Man Booker International Prize Winner Makes an Appearance at Edinburgh International Book Festival

18 August 2016

 

MAN BOOKER INTERNATIONAL PRIZE WINNER MAKES AN APPEARANCE AT EDINBURGH INTERNATIONAL BOOK FESTIVAL.

In front of an intimate audience at the Edinburgh International Book Festival, 2016’s Man Booker International Prize winner Han Kang and her British translator Deborah Smith discussed the mammoth success of the winning novel, The Vegetarian. “It was like a typhoon,” Kang confessed of the response in South Korea following the announcement in May. “I have a much broader audience now.

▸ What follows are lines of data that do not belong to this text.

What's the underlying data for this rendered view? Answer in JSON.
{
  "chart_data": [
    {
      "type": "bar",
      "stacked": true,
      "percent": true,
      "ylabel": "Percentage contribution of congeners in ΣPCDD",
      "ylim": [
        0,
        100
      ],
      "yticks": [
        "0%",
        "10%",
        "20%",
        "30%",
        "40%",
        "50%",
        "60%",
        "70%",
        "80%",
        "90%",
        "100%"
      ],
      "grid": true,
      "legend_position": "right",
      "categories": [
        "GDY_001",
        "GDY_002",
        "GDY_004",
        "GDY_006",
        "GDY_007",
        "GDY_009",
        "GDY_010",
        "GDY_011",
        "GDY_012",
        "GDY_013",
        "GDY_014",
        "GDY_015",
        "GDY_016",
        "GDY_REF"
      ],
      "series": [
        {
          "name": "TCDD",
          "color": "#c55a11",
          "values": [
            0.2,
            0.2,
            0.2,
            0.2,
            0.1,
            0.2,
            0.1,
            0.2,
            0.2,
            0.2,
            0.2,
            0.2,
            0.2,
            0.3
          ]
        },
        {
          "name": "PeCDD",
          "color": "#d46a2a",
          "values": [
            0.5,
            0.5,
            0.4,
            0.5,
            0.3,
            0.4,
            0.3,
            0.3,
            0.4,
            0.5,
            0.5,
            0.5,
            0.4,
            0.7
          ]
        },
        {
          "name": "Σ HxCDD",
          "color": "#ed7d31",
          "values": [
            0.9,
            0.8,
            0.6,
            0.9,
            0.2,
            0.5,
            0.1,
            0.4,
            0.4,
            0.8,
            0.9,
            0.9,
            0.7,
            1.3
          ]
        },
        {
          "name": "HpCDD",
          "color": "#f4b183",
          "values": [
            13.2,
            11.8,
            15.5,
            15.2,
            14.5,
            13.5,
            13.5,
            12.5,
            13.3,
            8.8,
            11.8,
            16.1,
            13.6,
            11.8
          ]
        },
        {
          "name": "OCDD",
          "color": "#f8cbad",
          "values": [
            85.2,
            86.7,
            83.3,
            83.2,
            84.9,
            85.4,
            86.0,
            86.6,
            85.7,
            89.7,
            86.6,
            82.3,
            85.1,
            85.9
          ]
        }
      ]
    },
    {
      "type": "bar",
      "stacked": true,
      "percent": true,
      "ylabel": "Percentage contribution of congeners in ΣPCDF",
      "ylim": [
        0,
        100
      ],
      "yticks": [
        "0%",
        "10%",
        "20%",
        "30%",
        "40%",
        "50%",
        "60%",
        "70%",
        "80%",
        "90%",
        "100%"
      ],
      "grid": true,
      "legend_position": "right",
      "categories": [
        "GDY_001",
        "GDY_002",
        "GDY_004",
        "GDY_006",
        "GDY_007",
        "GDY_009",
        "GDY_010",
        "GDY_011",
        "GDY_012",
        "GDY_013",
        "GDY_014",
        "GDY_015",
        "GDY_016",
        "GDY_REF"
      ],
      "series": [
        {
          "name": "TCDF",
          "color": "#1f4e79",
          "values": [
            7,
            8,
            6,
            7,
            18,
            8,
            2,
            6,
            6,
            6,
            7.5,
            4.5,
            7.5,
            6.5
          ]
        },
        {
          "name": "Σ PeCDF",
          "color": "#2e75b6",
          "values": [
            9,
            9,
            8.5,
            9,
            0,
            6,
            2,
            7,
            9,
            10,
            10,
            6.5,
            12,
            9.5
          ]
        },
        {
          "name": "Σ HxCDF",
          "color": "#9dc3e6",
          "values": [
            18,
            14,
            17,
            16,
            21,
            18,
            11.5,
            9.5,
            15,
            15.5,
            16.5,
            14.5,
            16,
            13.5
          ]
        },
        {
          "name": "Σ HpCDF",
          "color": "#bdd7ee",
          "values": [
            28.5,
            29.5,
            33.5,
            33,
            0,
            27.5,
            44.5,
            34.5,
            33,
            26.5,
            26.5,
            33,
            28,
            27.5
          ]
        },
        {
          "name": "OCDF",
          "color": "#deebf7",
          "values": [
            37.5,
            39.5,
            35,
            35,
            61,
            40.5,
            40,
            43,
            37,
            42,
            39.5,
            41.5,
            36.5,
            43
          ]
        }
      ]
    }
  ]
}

I have to adjust to this writing environment.”

She confessed that some Korean readers had written to her, deeply upset by The Vegetarian, in which a woman gives up first meat and then humanity altogether as she fantasises about becoming a plant. “They were upset by the extremity and bizarreness,” Kang explained. “They promised never to read my books again.” She laughed. “I didn’t mind. It was a very interesting reception.”

Kang and Smith, who are currently working on a translation of a third novel following The Vegetarian and this year’s Human Acts, discussed how they met. “The publisher found me on Twitter,” confessed Smith who had never translated before. “I’d always thought I would like to translate Korean at some point in my life.” Smith chose to learn Korean at the age of 22 when she graduated from university with an English Literature degree during the financial crisis. “I picked a language no one studies here and one in which I couldn’t find a single book in translation,” she said. “That worked out well.”

Boyd Tonkin, who chaired the event and was the chair of the Man Booker International Prize’s Judge’s Panel, explained that out of 156 novels that were narrowed down over eight months, “one thing that never changed was the immensely high regard in which we held The Vegetarian”. He also praised Smith’s “resonant, fluent and nuanced translation", describing the novel, for which they both deserved equal credit, as “an extraordinary act of defiance”. He invited Kang and Smith to read the same sections of the book, first in Korean and then in English, followed by parallel readings from Human Acts, Kang’s latest novel inspired by the Gwangju Uprising of 1980.

“I grew up in Gwangju,” Kang explained. “The massacre was a fundamental experience for me.” She added that all her writing, for which she has been celebrated for years in her native South Korea, deals with the fundamental questions of being human, violence, dignity, and beauty. As for how she views the western perception of The Vegetarian as a feminist novel and a radical indictment of South Korean patriarchy, she refused attempts to pigeon hole it. “I think the novel has layers,” she said. “It is about the difficulty of understanding others, insanity, violence, and the voice of women screaming silently. It you define it as feminist it could reduce it to a simpler narrative.”